Negli ultimi anni il Governo dell’Azerbajgian ha destinato miliardi di dollari all’acquisto di armi e per corrompere diversi funzionari in tutto il mondo come le inchieste al Consiglio d’Europa hanno dimostrato. Le massime autorità dell’Azerbajgian hanno dichiarato pubblicamente che gli Armeni di tutto il mondo sono il nemico numero uno dell’Azerbajgian nutrendo l’opinione pubblica con l’incitamento all’odio e preparandola per una nuova guerra. Il regime dell’Azerbajgian occupa sempre gli ultimi posti in tutte le classifiche dei diritti umani e delle libertà nel mondo, l’opposizione viene chiamata “quinta colonna” e mandata in galera.
E trovate dunque sorprendente che la popolazione armena del Nagorno-Karabakh non voglia vivere sotto il regime di questo tipo di Paese? Non possono loro, come tutti noi, scegliere di vivere in uno stato democratico? Vorrei sottolineare che per gli Armeni del Nagorno-Karabakh la lotta non è per territori, il conflitto non ha carattere religioso o culturale. Riguarda il diritto alla vita di un popolo che è stato ed è ancora sotto una minaccia esistenziale. Come può un popolo essere costretto a vivere in uno Stato che lo odia etnicamente, in un sistema autocratico retto da oltre trenta anni dalla stessa famiglia?

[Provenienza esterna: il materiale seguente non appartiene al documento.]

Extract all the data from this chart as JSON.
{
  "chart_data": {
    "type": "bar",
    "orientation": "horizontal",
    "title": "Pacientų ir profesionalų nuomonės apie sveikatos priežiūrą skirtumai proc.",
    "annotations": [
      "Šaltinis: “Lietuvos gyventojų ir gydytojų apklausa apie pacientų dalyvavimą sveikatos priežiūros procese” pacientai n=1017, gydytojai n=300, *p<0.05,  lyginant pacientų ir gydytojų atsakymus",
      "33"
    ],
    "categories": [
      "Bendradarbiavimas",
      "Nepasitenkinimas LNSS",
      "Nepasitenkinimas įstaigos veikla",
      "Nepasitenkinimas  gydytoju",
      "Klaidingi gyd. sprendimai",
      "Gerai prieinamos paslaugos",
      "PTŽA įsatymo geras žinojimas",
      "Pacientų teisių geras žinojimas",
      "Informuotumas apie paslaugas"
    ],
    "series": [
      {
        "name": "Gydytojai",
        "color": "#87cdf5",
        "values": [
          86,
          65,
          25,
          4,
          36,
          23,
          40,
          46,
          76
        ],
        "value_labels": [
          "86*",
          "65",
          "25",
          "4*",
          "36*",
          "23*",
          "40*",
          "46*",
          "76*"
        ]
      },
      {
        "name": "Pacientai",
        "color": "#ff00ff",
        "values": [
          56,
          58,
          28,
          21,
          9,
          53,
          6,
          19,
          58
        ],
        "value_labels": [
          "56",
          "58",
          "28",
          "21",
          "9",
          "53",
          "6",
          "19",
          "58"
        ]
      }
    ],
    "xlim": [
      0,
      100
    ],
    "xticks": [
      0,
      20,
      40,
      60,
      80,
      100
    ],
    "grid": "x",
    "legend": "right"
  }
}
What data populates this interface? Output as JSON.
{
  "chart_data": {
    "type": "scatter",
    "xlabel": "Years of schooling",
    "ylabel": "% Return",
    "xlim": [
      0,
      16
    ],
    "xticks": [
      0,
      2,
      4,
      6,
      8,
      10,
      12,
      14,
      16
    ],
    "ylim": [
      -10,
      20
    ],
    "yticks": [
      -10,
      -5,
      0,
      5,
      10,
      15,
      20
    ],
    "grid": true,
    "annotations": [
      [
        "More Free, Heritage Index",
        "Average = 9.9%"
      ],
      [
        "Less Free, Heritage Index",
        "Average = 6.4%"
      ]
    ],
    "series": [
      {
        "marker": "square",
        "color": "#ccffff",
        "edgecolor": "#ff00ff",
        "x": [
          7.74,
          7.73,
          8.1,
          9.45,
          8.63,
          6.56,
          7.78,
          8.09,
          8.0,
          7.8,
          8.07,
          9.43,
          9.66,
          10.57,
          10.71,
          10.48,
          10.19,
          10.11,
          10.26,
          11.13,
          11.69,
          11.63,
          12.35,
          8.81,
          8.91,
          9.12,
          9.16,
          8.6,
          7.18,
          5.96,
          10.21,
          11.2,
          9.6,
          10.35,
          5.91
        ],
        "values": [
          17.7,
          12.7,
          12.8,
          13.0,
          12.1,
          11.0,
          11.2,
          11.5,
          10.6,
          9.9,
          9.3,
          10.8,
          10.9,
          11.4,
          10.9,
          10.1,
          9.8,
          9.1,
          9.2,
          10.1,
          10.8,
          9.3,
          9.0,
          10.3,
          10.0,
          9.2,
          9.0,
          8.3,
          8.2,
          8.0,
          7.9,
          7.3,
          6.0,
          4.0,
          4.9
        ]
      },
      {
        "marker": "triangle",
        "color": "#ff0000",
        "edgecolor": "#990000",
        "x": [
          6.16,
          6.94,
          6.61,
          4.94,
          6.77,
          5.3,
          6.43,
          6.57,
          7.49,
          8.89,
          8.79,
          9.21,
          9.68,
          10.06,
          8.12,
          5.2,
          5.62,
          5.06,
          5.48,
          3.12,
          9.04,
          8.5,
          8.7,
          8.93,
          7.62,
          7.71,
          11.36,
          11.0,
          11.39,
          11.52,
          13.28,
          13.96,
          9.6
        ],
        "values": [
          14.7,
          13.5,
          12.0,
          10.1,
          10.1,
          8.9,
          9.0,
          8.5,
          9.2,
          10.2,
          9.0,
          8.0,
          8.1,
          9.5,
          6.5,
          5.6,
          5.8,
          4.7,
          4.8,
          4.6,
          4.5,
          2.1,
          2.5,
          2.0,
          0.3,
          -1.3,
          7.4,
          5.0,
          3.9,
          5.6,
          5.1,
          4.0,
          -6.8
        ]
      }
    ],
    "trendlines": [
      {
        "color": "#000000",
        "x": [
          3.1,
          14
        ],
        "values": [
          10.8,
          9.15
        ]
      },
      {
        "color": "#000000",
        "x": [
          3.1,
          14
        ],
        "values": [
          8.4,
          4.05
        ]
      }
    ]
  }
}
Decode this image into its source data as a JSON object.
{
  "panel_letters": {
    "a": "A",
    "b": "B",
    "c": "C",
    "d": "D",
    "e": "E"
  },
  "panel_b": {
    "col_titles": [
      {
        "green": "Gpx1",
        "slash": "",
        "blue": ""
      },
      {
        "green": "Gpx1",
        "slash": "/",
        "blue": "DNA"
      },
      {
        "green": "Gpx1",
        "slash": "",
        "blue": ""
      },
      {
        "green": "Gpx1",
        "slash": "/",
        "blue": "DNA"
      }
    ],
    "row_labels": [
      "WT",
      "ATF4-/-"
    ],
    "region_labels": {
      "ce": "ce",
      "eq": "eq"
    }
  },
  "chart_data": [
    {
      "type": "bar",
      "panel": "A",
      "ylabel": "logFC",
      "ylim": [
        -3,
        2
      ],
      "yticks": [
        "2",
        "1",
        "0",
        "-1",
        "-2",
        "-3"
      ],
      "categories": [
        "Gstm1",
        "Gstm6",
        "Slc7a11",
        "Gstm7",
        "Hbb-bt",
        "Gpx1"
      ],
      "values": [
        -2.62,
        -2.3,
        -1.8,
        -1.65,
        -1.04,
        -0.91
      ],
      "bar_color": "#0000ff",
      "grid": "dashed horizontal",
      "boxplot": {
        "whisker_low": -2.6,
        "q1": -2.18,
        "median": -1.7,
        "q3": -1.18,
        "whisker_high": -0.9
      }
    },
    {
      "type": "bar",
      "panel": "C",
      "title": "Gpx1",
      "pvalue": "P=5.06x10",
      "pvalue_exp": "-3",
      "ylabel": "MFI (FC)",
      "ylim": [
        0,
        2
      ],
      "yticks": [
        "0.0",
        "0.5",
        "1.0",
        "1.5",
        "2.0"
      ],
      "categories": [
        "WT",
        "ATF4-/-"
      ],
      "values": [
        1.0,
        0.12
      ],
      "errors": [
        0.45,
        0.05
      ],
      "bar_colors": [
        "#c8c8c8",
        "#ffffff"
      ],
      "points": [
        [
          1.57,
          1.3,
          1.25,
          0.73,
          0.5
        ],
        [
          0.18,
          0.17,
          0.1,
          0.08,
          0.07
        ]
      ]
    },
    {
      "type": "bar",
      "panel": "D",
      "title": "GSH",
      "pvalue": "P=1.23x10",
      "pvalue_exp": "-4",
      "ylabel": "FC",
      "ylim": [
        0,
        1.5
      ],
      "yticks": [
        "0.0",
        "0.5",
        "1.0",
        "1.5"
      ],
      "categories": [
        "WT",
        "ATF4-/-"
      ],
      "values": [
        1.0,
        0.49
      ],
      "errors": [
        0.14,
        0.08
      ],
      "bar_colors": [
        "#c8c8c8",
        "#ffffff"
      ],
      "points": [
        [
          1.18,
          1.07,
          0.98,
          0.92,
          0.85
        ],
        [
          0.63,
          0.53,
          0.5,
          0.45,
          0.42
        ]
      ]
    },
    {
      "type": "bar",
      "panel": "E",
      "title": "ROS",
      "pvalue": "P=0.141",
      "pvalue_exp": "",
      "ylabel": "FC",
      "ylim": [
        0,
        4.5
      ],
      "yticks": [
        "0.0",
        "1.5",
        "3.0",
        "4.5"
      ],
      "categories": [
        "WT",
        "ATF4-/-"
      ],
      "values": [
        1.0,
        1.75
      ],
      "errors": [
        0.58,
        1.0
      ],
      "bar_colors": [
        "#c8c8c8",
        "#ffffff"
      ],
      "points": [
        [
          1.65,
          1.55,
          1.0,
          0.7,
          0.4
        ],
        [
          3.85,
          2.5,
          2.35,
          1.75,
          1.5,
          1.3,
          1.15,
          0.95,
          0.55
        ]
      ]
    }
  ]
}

Il Nagorno-Karabakh non è un territorio. Il Nagorno-Karabakh è un popolo, è la sua gente. Gente come noi. La loro lotta per la libertà è costata migliaia di vite umane, destini stravolti, sogni infranti e infanzie infelici. Il conflitto del Nagorno-Karabakh che dura da più di 30 anni ha già causato decine di migliaia vittime. Perché i nostri vicini vogliono ancora più vittime, più distruzioni, più sofferenze umane. Riuscite a immaginare quanti giovani hanno perso la vita, quanti madri piangono i loro figli? E quante vite sono state spezzate anche dall’altra parte del confine; anch’essi avevano madri, padri, mogli, famiglie, sogni…
L’Armenia ha ripetutamente affermato di essere pronta ad aprire un’era di sviluppo pacifico nella regione. Allo stesso tempo, è chiaro che questi sforzi non possono essere unilaterali e ci aspettiamo un approccio altrettanto costruttivo e passi concreti dai nostri vicini. La nostra non è l’unica regione al mondo in cui i Paesi vicini hanno avuto una storia di guerra tra loro. L’Armenia è impegnata a risolvere tutti i conflitti in modo civile e attraverso negoziati ed è pronta a seguire la formula europea delle relazioni di vicinato. Seminando odio in ogni nuova generazione, ci si allontana ulteriormente dalla soluzione del problema.
Siamo convinti che la comunità internazionale abbia un ruolo importante e debba essere decisa di fronte a pratiche criminali dell’uso della forza per risolvere controversie internazionali. Come disse l’imperatore romano Marco Aurelio: “Spesso si commette ingiustizia non solo nell’agire ma anche nel non agire”. Sottolineando ancora una volta la determinazione della parte armena a costruire la pace e la stabilità nella regione, chiediamo ai partner internazionali, attraverso dichiarazioni e azioni mirate, di obbligare e invitare l’Azerbajgian a:
- porre fine immediatamente al blocco del Corridoio di Lachin e fornire l’accesso al Nagorno-Karabakh alle organizzazioni internazionali;
- rispettare la Dichiarazione trilaterale del 9 novembre 2020;
- mettere fine a tutte le dichiarazioni guerrafondaie e minacciose, alla retorica dell’odio;
- ritirare le truppe azere dal territorio sovrano della Repubblica di Armenia;
- rilasciare tutti i prigionieri di guerra.
Colgo questa occasione per ringraziare anche i media italiani che stanno scrivendo in questi giorni numerosi articoli per sensibilizzare il pubblico italiano sulla crisi umanitaria in atto. Hanno fatto un ottimo lavoro di preallarme, per segnalare che una pulizia etnica su larga scala è in corso contro gli Armeni di Nagorno-Karabakh. Che domani nessuno possa dire “non lo sapevo”.